Jimmy Garoppolo, age 31, still makes more sense in an AFC that includes the following quarterbacks who are no older than 27: 

Patrick Mahomes, Joe Burrow, Josh Allen, Justin Herbert, Trevor Lawrence, Deshaun Watson, likely Lamar Jackson and the college studs to be drafted by the Texans and Colts. 

Instead of shipping multiple high draft picks to Green Bay for the right to pay Rodgers obscene money to fight that heavyweight conference lineup in the short term, they should keep their picks and sign Garoppolo for a much lower wage after the 49ers dive headfirst into the Brock Purdy/Trey Lance era. 

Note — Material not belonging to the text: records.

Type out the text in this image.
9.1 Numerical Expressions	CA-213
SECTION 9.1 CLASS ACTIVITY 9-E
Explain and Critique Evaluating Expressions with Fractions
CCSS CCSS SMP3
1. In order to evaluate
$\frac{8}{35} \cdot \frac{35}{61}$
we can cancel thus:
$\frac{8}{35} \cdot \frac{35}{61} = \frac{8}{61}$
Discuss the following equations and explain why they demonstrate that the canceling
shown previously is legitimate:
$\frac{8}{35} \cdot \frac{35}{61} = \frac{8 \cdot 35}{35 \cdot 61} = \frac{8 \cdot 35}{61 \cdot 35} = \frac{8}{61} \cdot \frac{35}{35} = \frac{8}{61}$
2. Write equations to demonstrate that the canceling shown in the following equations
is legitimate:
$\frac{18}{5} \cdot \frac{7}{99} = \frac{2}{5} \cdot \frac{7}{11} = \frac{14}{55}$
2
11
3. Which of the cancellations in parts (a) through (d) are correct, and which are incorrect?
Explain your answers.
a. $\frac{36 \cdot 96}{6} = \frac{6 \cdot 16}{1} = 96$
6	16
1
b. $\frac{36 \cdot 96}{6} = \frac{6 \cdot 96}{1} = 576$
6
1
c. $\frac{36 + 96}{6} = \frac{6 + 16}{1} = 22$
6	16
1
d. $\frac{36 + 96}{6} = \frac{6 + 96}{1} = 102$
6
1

Like Jimmy G, the durable Derek Carr would be strictly a money play. But Carr has one winning record over his last six seasons, one career postseason appearance, and no playoff victories. 

Meanwhile, Garoppolo has won four postseason games and played in two NFC Championship games and one Super Bowl; he came within one overthrow of Emmanuel Sanders of perhaps beating Mahomes in that Super Bowl. Having learned the trade under Brady and Bill Belichick in New England, Jimmy G has won 70 percent of his career starts. 

He knows coach Robert Saleh (former co-worker) and the system (West Coast), and oozes competence at the game’s most critical position. Jimmy G is an injury risk (the Jets will need a quality backup), but with a little luck offers a six- or seven-year run of good football on a team that’s already advertising greatness around him. 

Asked Thursday if it’s important that the Jets sign a veteran quarterback with a winning postseason resume, Saleh said, “Obviously that’s something for sure. But you’ve got to look at the whole thing.” 

Saleh then went on about his great defense and running game and flowering skill-position players. “So it’s more finding the right guy that we feel can lead us in the direction that we need to go and play complementary football with us.” 

Jimmy G is a high-level complementary ballplayer still in his prime. Aaron Rodgers? He’s a diminished all-time great who might have a few fastballs left to throw.